To begin intracytoplasmic sperm injection, your partner will be asked to provide us with a semen sample around the time of the egg retrieval.
Sperm can be frozen prior to the egg retrieval if the male partner may not be available on the day of the egg retrieval or if there has been difficulty in the past with the production of the sperm sample. Donor sperm can also be used. The semen is then washed and prepared to inseminate the eggs 3-4 hours later.
There are two methods to the insemination of the eggs:
Standard Insemination: This is traditionally performed in cases where the semen parameters are adequate. After the sperm sample has been processed, the sperm and eggs are placed in a dish with a special culture media and then placed in the incubator of the laboratory overnight to allow for fertilization. The next morning the eggs are examined to determine whether fertilization has taken place.
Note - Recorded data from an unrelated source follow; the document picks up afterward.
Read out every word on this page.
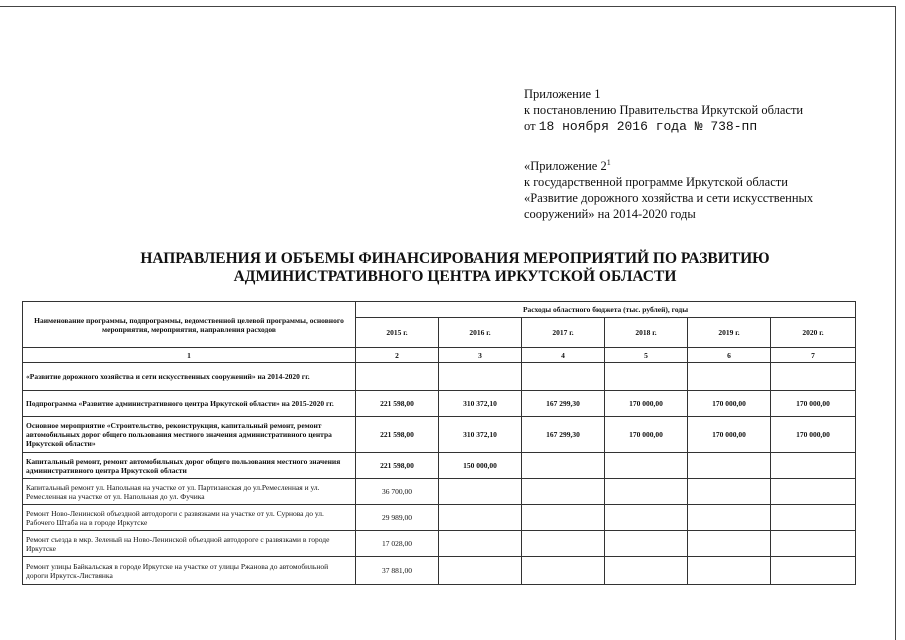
Приложение 1
к постановлению Правительства Иркутской области
от 18 ноября 2016 года № 738-пп
«Приложение $2^1$
к государственной программе Иркутской области
«Развитие дорожного хозяйства и сети искусственных
сооружений» на 2014-2020 годы
НАПРАВЛЕНИЯ И ОБЪЕМЫ ФИНАНСИРОВАНИЯ МЕРОПРИЯТИЙ ПО РАЗВИТИЮ
АДМИНИСТРАТИВНОГО ЦЕНТРА ИРКУТСКОЙ ОБЛАСТИ
Наименование программы, подпрограммы, ведомственной целевой программы, основного мероприятия, мероприятия, направления расходов	Расходы областного бюджета (тыс. рублей), годы					
	2015 г.	2016 г.	2017 г.	2018 г.	2019 г.	2020 г.
1	2	3	4	5	6	7
«Развитие дорожного хозяйства и сети искусственных сооружений» на 2014-2020 гг.						
Подпрограмма «Развитие административного центра Иркутской области» на 2015-2020 гг.	221 598,00	310 372,10	167 299,30	170 000,00	170 000,00	170 000,00
Основное мероприятие «Строительство, реконструкция, капитальный ремонт, ремонт автомобильных дорог общего пользования местного значения административного центра Иркутской области»	221 598,00	310 372,10	167 299,30	170 000,00	170 000,00	170 000,00
Капитальный ремонт, ремонт автомобильных дорог общего пользования местного значения административного центра Иркутской области	221 598,00	150 000,00				
Капитальный ремонт ул. Напольная на участке от ул. Партизанская до ул.Ремесленная и ул. Ремесленная на участке от ул. Напольная до ул. Фучика	36 700,00					
Ремонт Ново-Ленинской объездной автодороги с развязками на участке от ул. Сурнова до ул. Рабочего Штаба на в городе Иркутске	29 989,00					
Ремонт съезда в мкр. Зеленый на Ново-Ленинской объездной автодороге с развязками в городе Иркутске	17 028,00					
Ремонт улицы Байкальская в городе Иркутске на участке от улицы Ржанова до автомобильной дороги Иркутск-Листвянка	37 881,00					
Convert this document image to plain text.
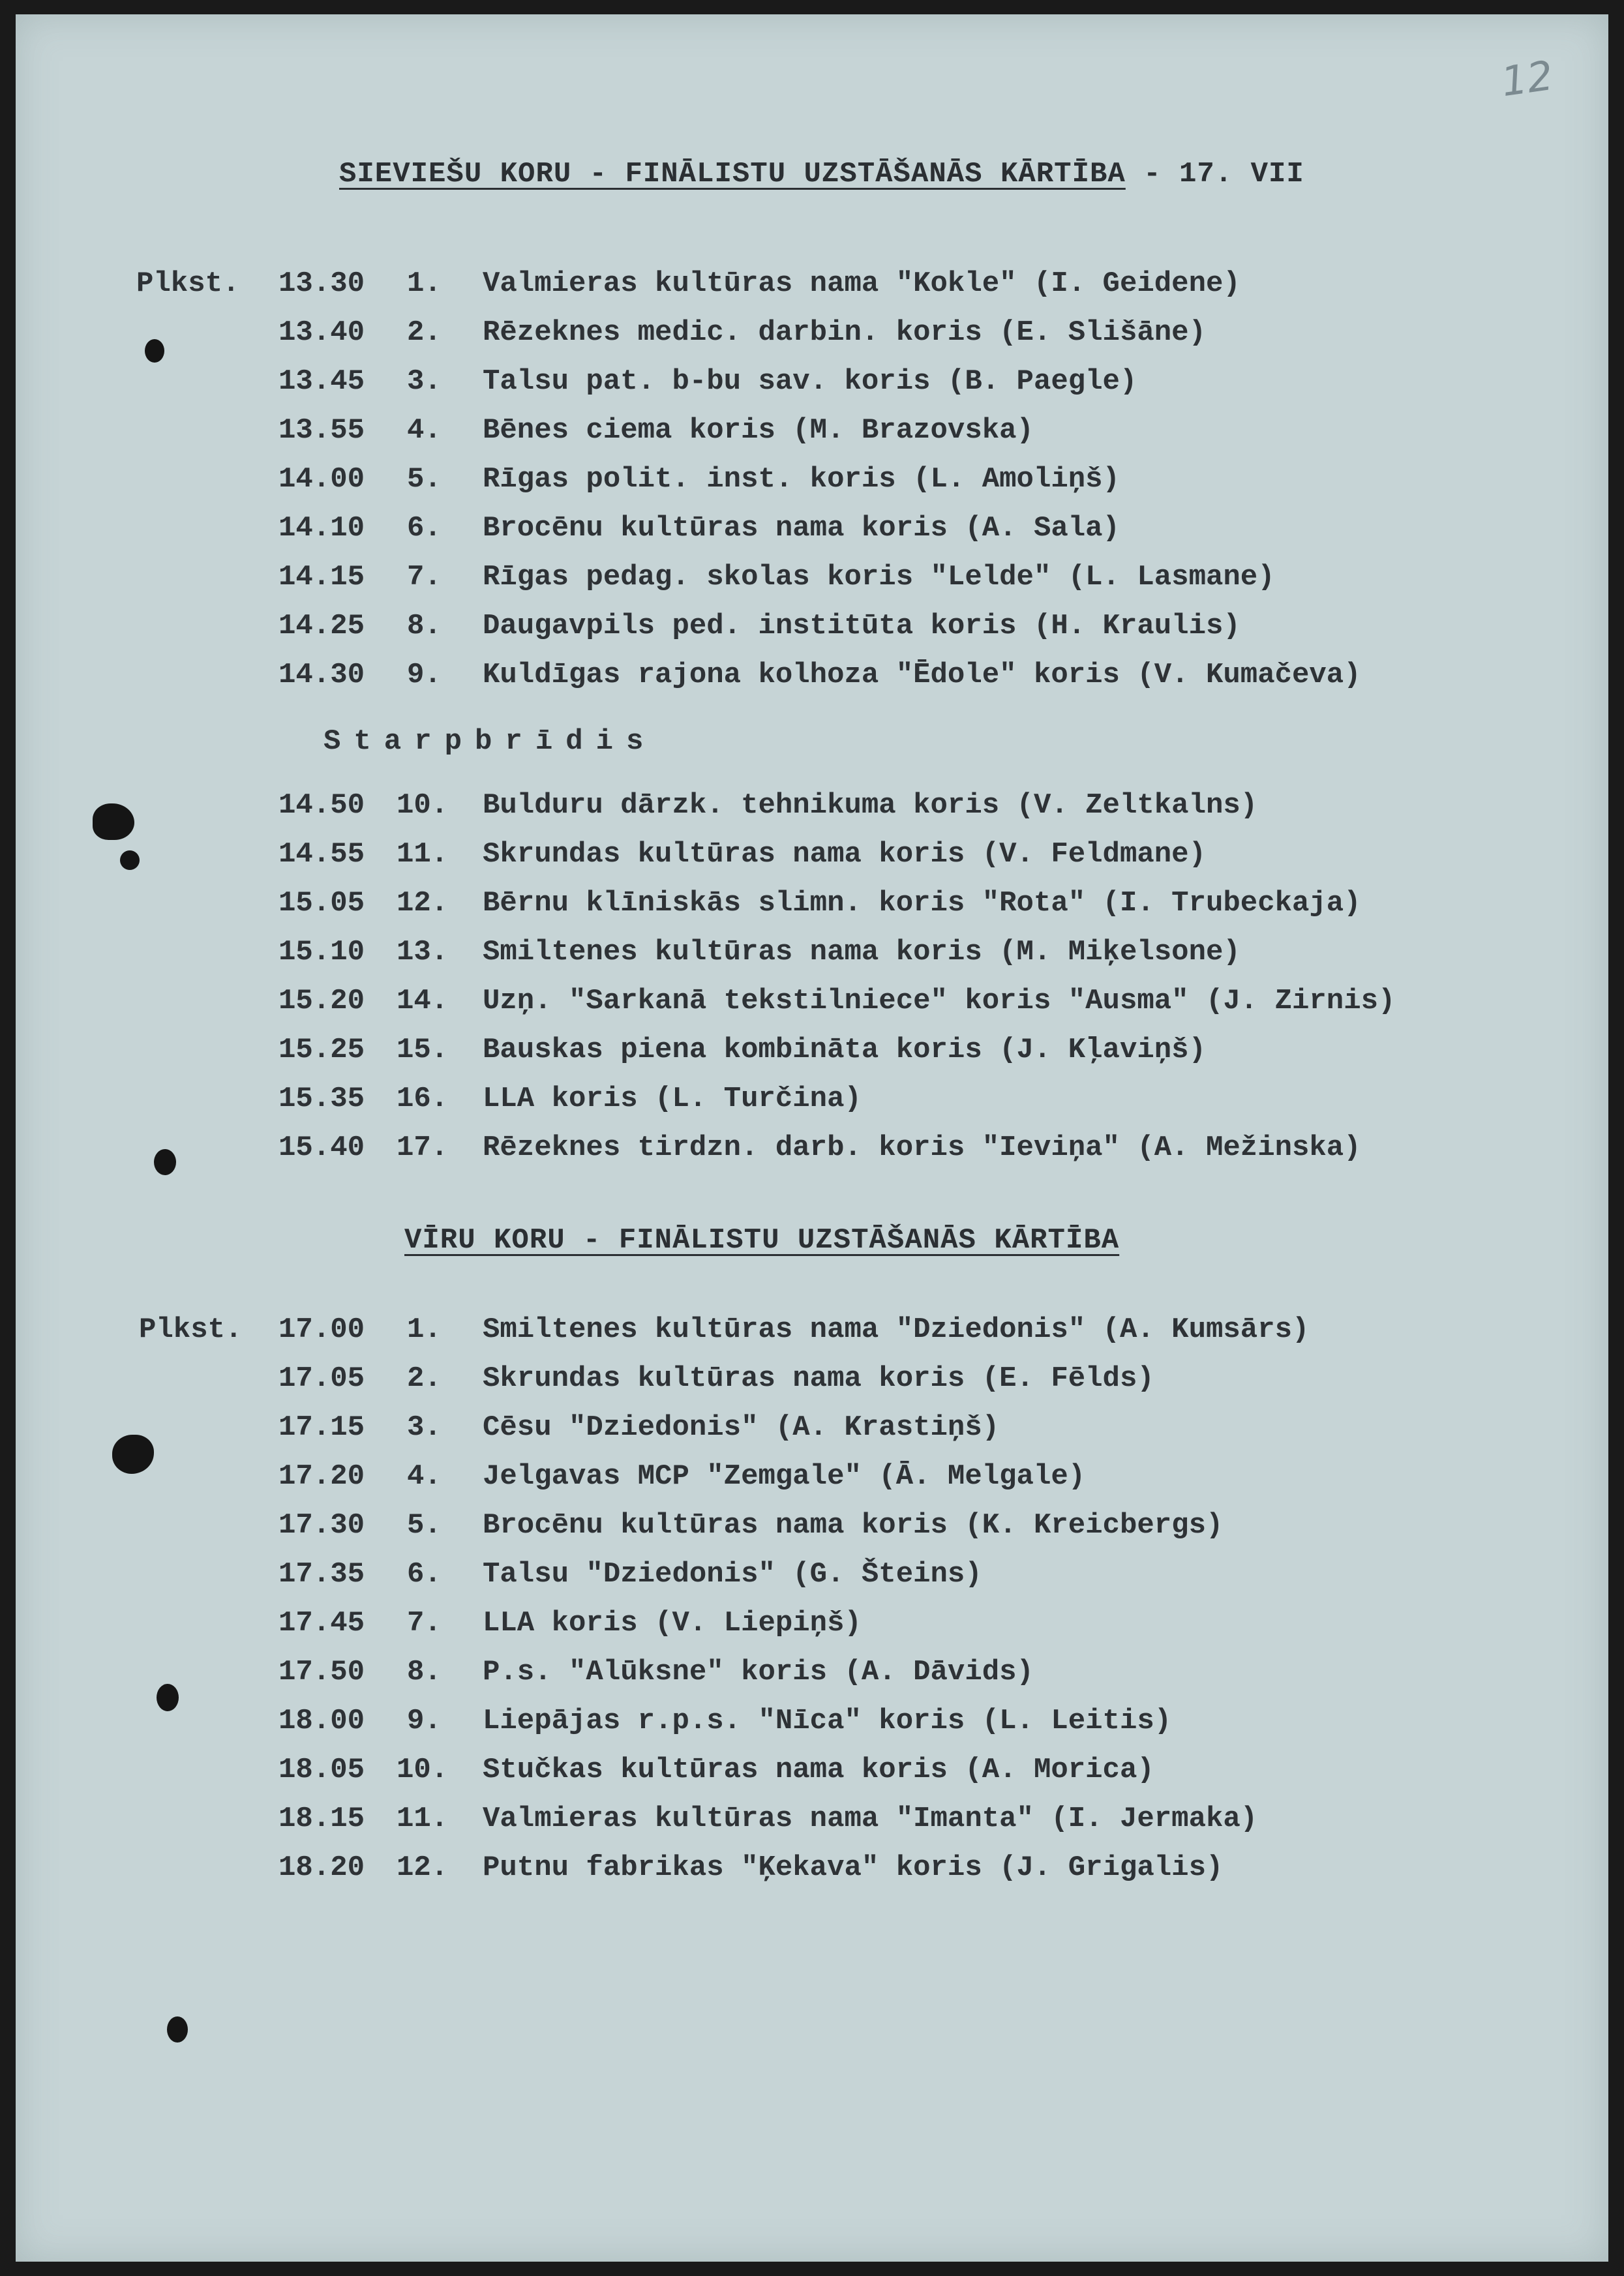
12
SIEVIEŠU KORU - FINĀLISTU UZSTĀŠANĀS KĀRTĪBA - 17. VII
Plkst. 13.30 1. Valmieras kultūras nama "Kokle" (I. Geidene)
13.40 2. Rēzeknes medic. darbin. koris (E. Slišāne)
13.45 3. Talsu pat. b-bu sav. koris (B. Paegle)
13.55 4. Bēnes ciema koris (M. Brazovska)
14.00 5. Rīgas polit. inst. koris (L. Amoliņš)
14.10 6. Brocēnu kultūras nama koris (A. Sala)
14.15 7. Rīgas pedag. skolas koris "Lelde" (L. Lasmane)
14.25 8. Daugavpils ped. institūta koris (H. Kraulis)
14.30 9. Kuldīgas rajona kolhoza "Ēdole" koris (V. Kumačeva)
Starpbrīdis
14.50 10. Bulduru dārzk. tehnikuma koris (V. Zeltkalns)
14.55 11. Skrundas kultūras nama koris (V. Feldmane)
15.05 12. Bērnu klīniskās slimn. koris "Rota" (I. Trubeckaja)
15.10 13. Smiltenes kultūras nama koris (M. Miķelsone)
15.20 14. Uzņ. "Sarkanā tekstilniece" koris "Ausma" (J. Zirnis)
15.25 15. Bauskas piena kombināta koris (J. Kļaviņš)
15.35 16. LLA koris (L. Turčina)
15.40 17. Rēzeknes tirdzn. darb. koris "Ieviņa" (A. Mežinska)
VĪRU KORU - FINĀLISTU UZSTĀŠANĀS KĀRTĪBA
Plkst. 17.00 1. Smiltenes kultūras nama "Dziedonis" (A. Kumsārs)
17.05 2. Skrundas kultūras nama koris (E. Fēlds)
17.15 3. Cēsu "Dziedonis" (A. Krastiņš)
17.20 4. Jelgavas MCP "Zemgale" (Ā. Melgale)
17.30 5. Brocēnu kultūras nama koris (K. Kreicbergs)
17.35 6. Talsu "Dziedonis" (G. Šteins)
17.45 7. LLA koris (V. Liepiņš)
17.50 8. P.s. "Alūksne" koris (A. Dāvids)
18.00 9. Liepājas r.p.s. "Nīca" koris (L. Leitis)
18.05 10. Stučkas kultūras nama koris (A. Morica)
18.15 11. Valmieras kultūras nama "Imanta" (I. Jermaka)
18.20 12. Putnu fabrikas "Ķekava" koris (J. Grigalis)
Intracytoplasmic Sperm Injection (ICSI): In this procedure the sperm is isolated and inserted directly into a mature egg to increase the likelihood of fertilization. Prior to this procedure being performed, the eggs are treated in a solution containing hyaluronidase (an enzyme which removes the cumulus cells surrounding the egg). The egg is held in place by an egg-holding pipette while the needle (micro pipette) is introduced through the zona pellucida, or shell, of the egg in order to inject a single sperm directly into the egg. Following incubation overnight, the eggs are examined to assess whether fertilization has taken place.
Some of the patients who would benefit from ICSI include:
- A previous semen analysis demonstrating poor parameters.
- Sperm that has been surgically obtained from the testicle or the vas deferens.
- Prior poor fertilization in an IVF cycle.
- Use of frozen sperm.
On average, approximately 75% of eggs will fertilize following either standard insemination or the ICSI procedure.